3. Il résulte de ces dispositions que, pour être désigné comme prioritaire et devant se voir attribuer d’urgence un logement social, le demandeur doit être de bonne foi, satisfaire aux conditions réglementaires d’accès au logement social et justifier qu’il se trouve dans une des situations prévues au II de l’article L. 441-2-3 du code de la construction et de l’habitation et qu’il satisfait à un des critères définis à l’article R. 441-14-1 de ce code. Dès lors que l’intéressé remplit ces conditions, la commission de médiation doit, en principe, reconnaître le caractère prioritaire et urgent de sa demande.
4. En demandant l’annulation de la décision implicite de rejet de son recours amiable, Mme B doit être regardée comme demandant l’annulation de la décision du 6 novembre 2024 par laquelle il a été statué explicitement sur sa demande.

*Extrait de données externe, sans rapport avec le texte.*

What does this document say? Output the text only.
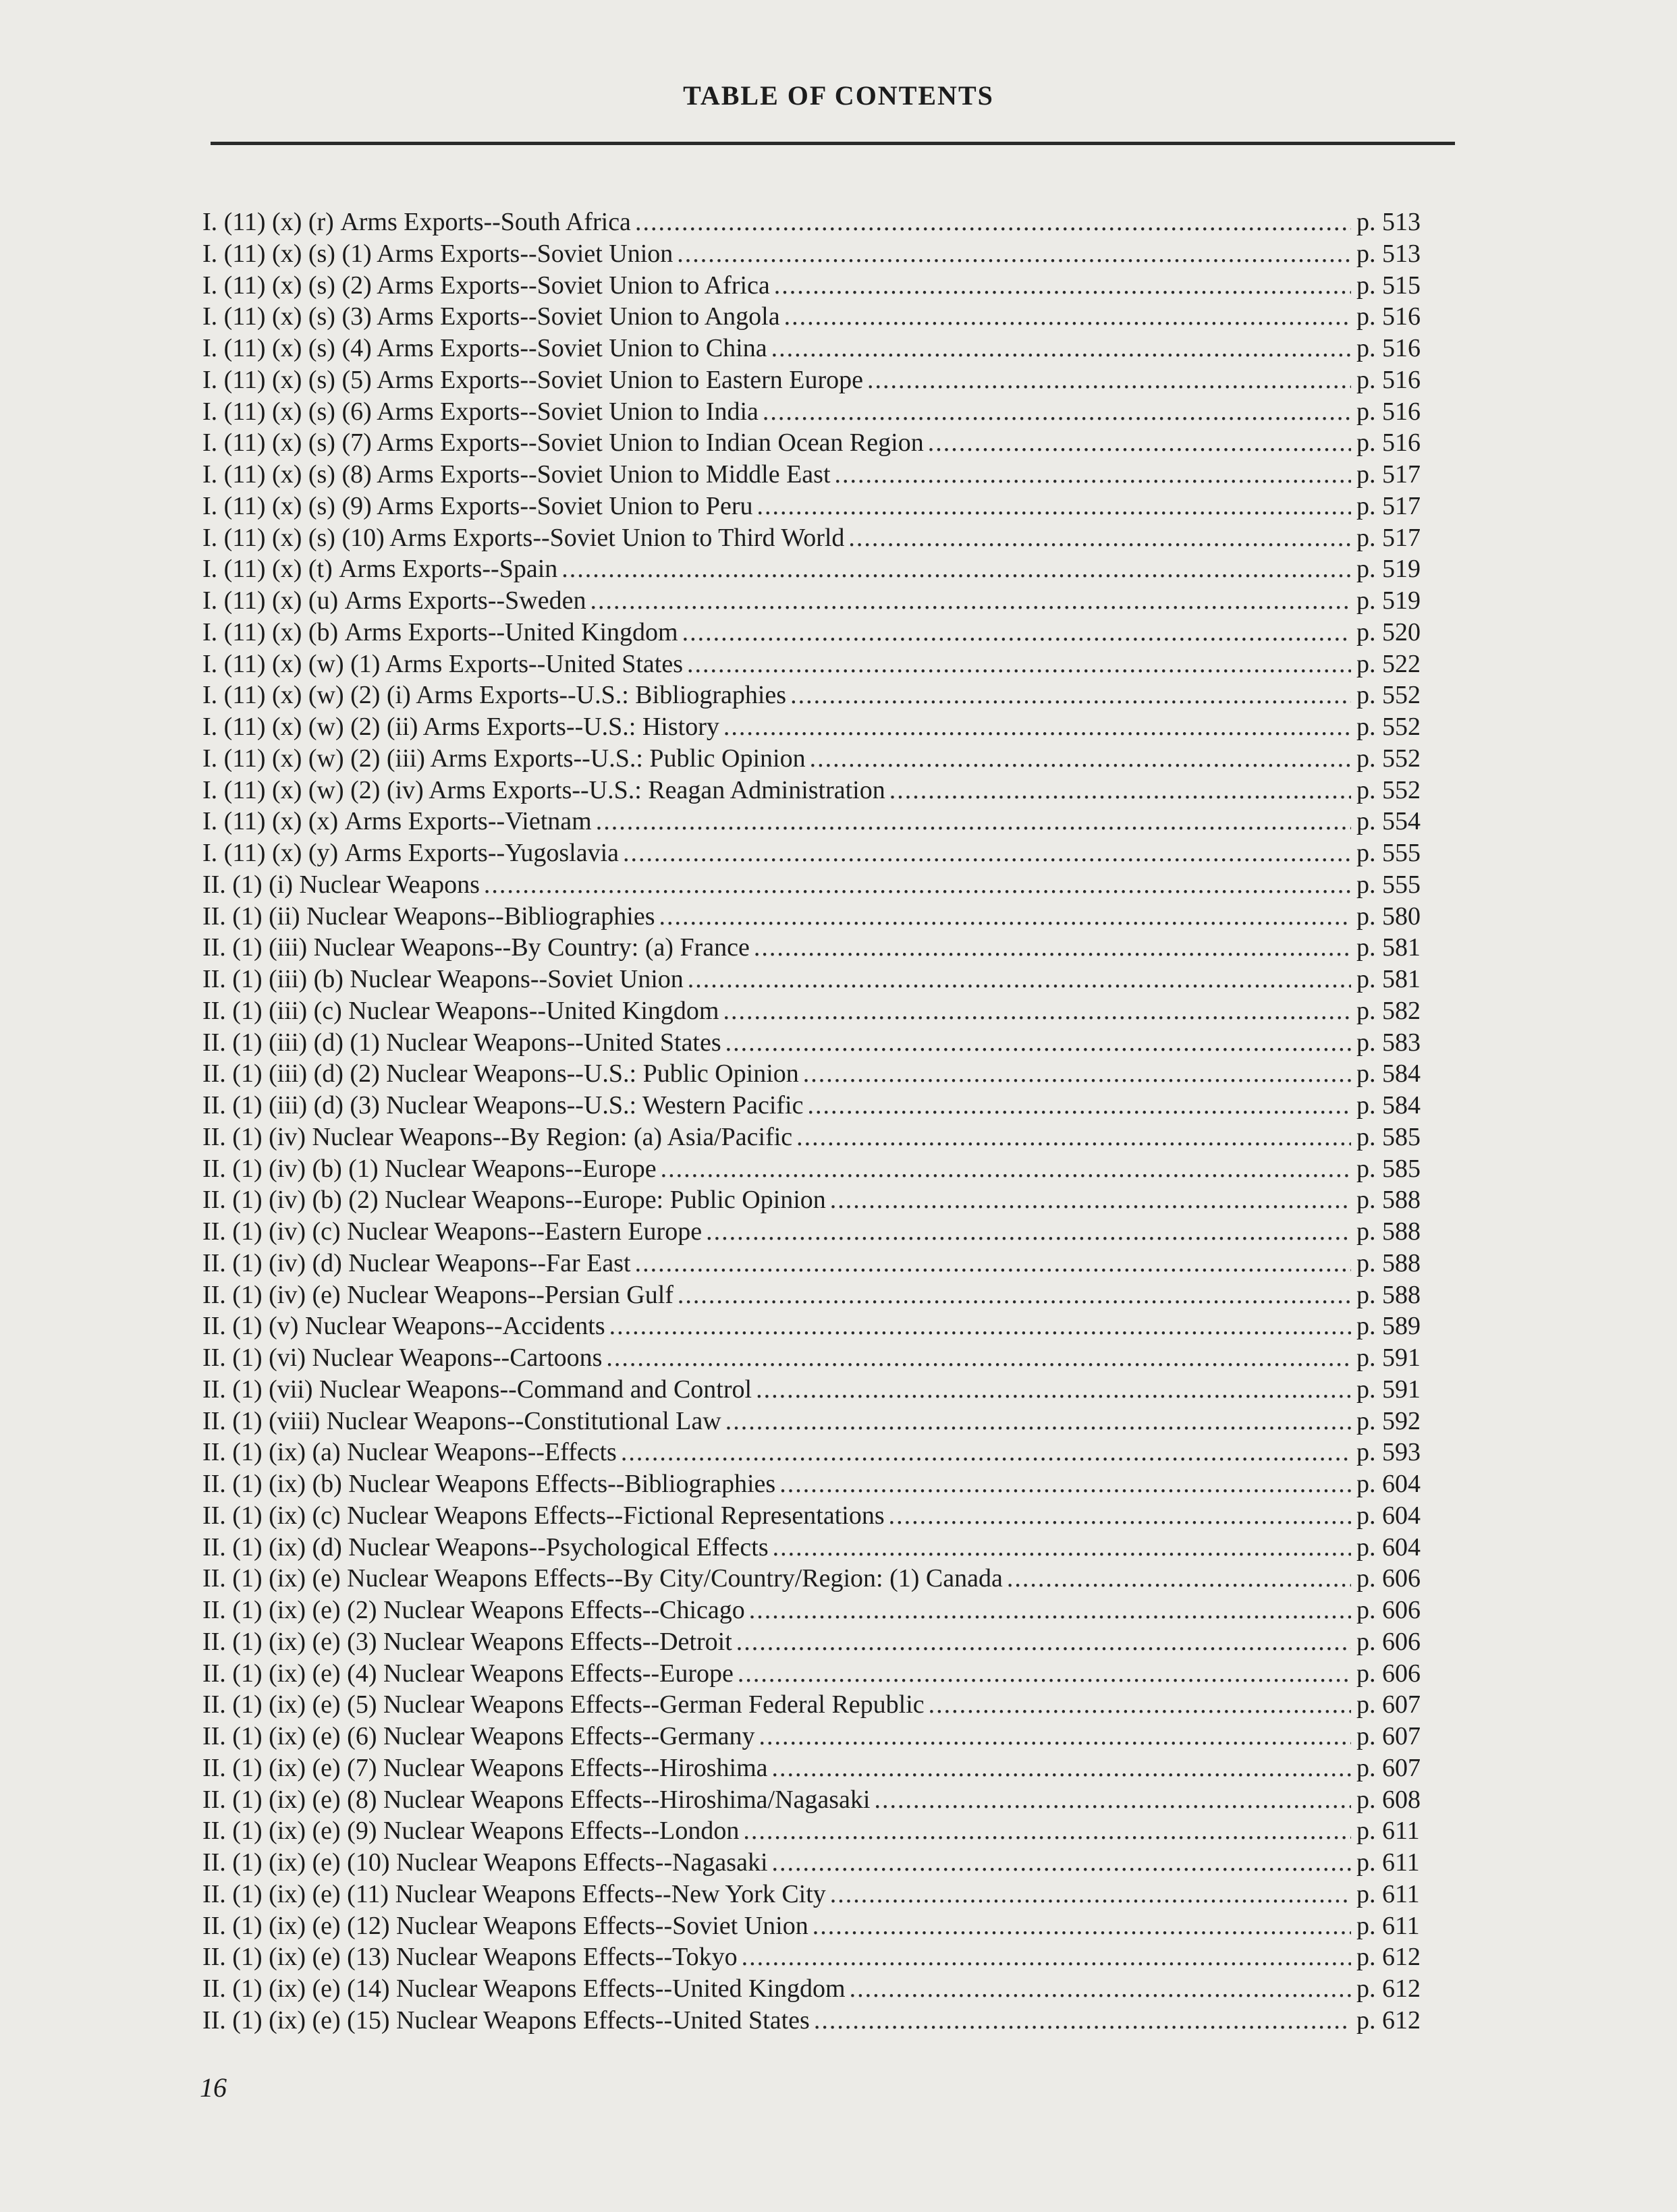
TABLE OF CONTENTS
I. (11) (x) (r) Arms Exports--South Africa .....	p. 513
I. (11) (x) (s) (1) Arms Exports--Soviet Union .....	p. 513
I. (11) (x) (s) (2) Arms Exports--Soviet Union to Africa .....	p. 515
I. (11) (x) (s) (3) Arms Exports--Soviet Union to Angola .....	p. 516
I. (11) (x) (s) (4) Arms Exports--Soviet Union to China .....	p. 516
I. (11) (x) (s) (5) Arms Exports--Soviet Union to Eastern Europe .....	p. 516
I. (11) (x) (s) (6) Arms Exports--Soviet Union to India .....	p. 516
I. (11) (x) (s) (7) Arms Exports--Soviet Union to Indian Ocean Region .....	p. 516
I. (11) (x) (s) (8) Arms Exports--Soviet Union to Middle East .....	p. 517
I. (11) (x) (s) (9) Arms Exports--Soviet Union to Peru .....	p. 517
I. (11) (x) (s) (10) Arms Exports--Soviet Union to Third World .....	p. 517
I. (11) (x) (t) Arms Exports--Spain .....	p. 519
I. (11) (x) (u) Arms Exports--Sweden .....	p. 519
I. (11) (x) (b) Arms Exports--United Kingdom .....	p. 520
I. (11) (x) (w) (1) Arms Exports--United States .....	p. 522
I. (11) (x) (w) (2) (i) Arms Exports--U.S.: Bibliographies .....	p. 552
I. (11) (x) (w) (2) (ii) Arms Exports--U.S.: History .....	p. 552
I. (11) (x) (w) (2) (iii) Arms Exports--U.S.: Public Opinion .....	p. 552
I. (11) (x) (w) (2) (iv) Arms Exports--U.S.: Reagan Administration .....	p. 552
I. (11) (x) (x) Arms Exports--Vietnam .....	p. 554
I. (11) (x) (y) Arms Exports--Yugoslavia .....	p. 555
II. (1) (i) Nuclear Weapons .....	p. 555
II. (1) (ii) Nuclear Weapons--Bibliographies .....	p. 580
II. (1) (iii) Nuclear Weapons--By Country: (a) France .....	p. 581
II. (1) (iii) (b) Nuclear Weapons--Soviet Union .....	p. 581
II. (1) (iii) (c) Nuclear Weapons--United Kingdom .....	p. 582
II. (1) (iii) (d) (1) Nuclear Weapons--United States .....	p. 583
II. (1) (iii) (d) (2) Nuclear Weapons--U.S.: Public Opinion .....	p. 584
II. (1) (iii) (d) (3) Nuclear Weapons--U.S.: Western Pacific .....	p. 584
II. (1) (iv) Nuclear Weapons--By Region: (a) Asia/Pacific .....	p. 585
II. (1) (iv) (b) (1) Nuclear Weapons--Europe .....	p. 585
II. (1) (iv) (b) (2) Nuclear Weapons--Europe: Public Opinion .....	p. 588
II. (1) (iv) (c) Nuclear Weapons--Eastern Europe .....	p. 588
II. (1) (iv) (d) Nuclear Weapons--Far East .....	p. 588
II. (1) (iv) (e) Nuclear Weapons--Persian Gulf .....	p. 588
II. (1) (v) Nuclear Weapons--Accidents .....	p. 589
II. (1) (vi) Nuclear Weapons--Cartoons .....	p. 591
II. (1) (vii) Nuclear Weapons--Command and Control .....	p. 591
II. (1) (viii) Nuclear Weapons--Constitutional Law .....	p. 592
II. (1) (ix) (a) Nuclear Weapons--Effects .....	p. 593
II. (1) (ix) (b) Nuclear Weapons Effects--Bibliographies .....	p. 604
II. (1) (ix) (c) Nuclear Weapons Effects--Fictional Representations .....	p. 604
II. (1) (ix) (d) Nuclear Weapons--Psychological Effects .....	p. 604
II. (1) (ix) (e) Nuclear Weapons Effects--By City/Country/Region: (1) Canada .....	p. 606
II. (1) (ix) (e) (2) Nuclear Weapons Effects--Chicago .....	p. 606
II. (1) (ix) (e) (3) Nuclear Weapons Effects--Detroit .....	p. 606
II. (1) (ix) (e) (4) Nuclear Weapons Effects--Europe .....	p. 606
II. (1) (ix) (e) (5) Nuclear Weapons Effects--German Federal Republic .....	p. 607
II. (1) (ix) (e) (6) Nuclear Weapons Effects--Germany .....	p. 607
II. (1) (ix) (e) (7) Nuclear Weapons Effects--Hiroshima .....	p. 607
II. (1) (ix) (e) (8) Nuclear Weapons Effects--Hiroshima/Nagasaki .....	p. 608
II. (1) (ix) (e) (9) Nuclear Weapons Effects--London .....	p. 611
II. (1) (ix) (e) (10) Nuclear Weapons Effects--Nagasaki .....	p. 611
II. (1) (ix) (e) (11) Nuclear Weapons Effects--New York City .....	p. 611
II. (1) (ix) (e) (12) Nuclear Weapons Effects--Soviet Union .....	p. 611
II. (1) (ix) (e) (13) Nuclear Weapons Effects--Tokyo .....	p. 612
II. (1) (ix) (e) (14) Nuclear Weapons Effects--United Kingdom .....	p. 612
II. (1) (ix) (e) (15) Nuclear Weapons Effects--United States .....	p. 612
16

5. Pour rejeter la demande de Mme B, la commission de médiation, qui a reconnu que l’intéressée était demandeur d’un logement social depuis plus de quatre ans, a estimé que sa situation ne pouvait être regardée comme prioritaire et urgente, dès lors qu’elle résidait déjà dans un logement social d’une surface de 87 m², suffisante pour une famille composée de trois personnes, et qu’elle s’acquittait d’un loyer adapté à ses ressources. D’une part, si, pour contester ce motif, Mme B, qui a été mise à même de régulariser sa requête en application des dispositions de l’article R. 772-6 du code de justice administrative, se prévaut de l’ancienneté de sa demande de logement social, cette seule ancienneté ne suffit pas à ouvrir droit à la reconnaissance du caractère prioritaire et urgent d’une demande de logement social si, comme en l’espèce, la commission de médiation estime que la demandeur dispose déjà d’un logement adapté à ses besoins et capacités financières. En outre, pour contester le caractère adapté de son logement, Mme B fait valoir que l’environnement de son logement serait problématique compte tenu de sa relation avec son précédent conjoint et du harcèlement subi ces dernières années par son fils, nécessitant un suivi médical. Toutefois, la requérante n’apporte aucune précision quant au lien entre ces allégations et ses conditions actuelles de logement, de sorte que ces éléments de faits doivent être regardés comme manifestement insusceptibles de venir au soutien de son moyen tiré de l’erreur d’appréciation.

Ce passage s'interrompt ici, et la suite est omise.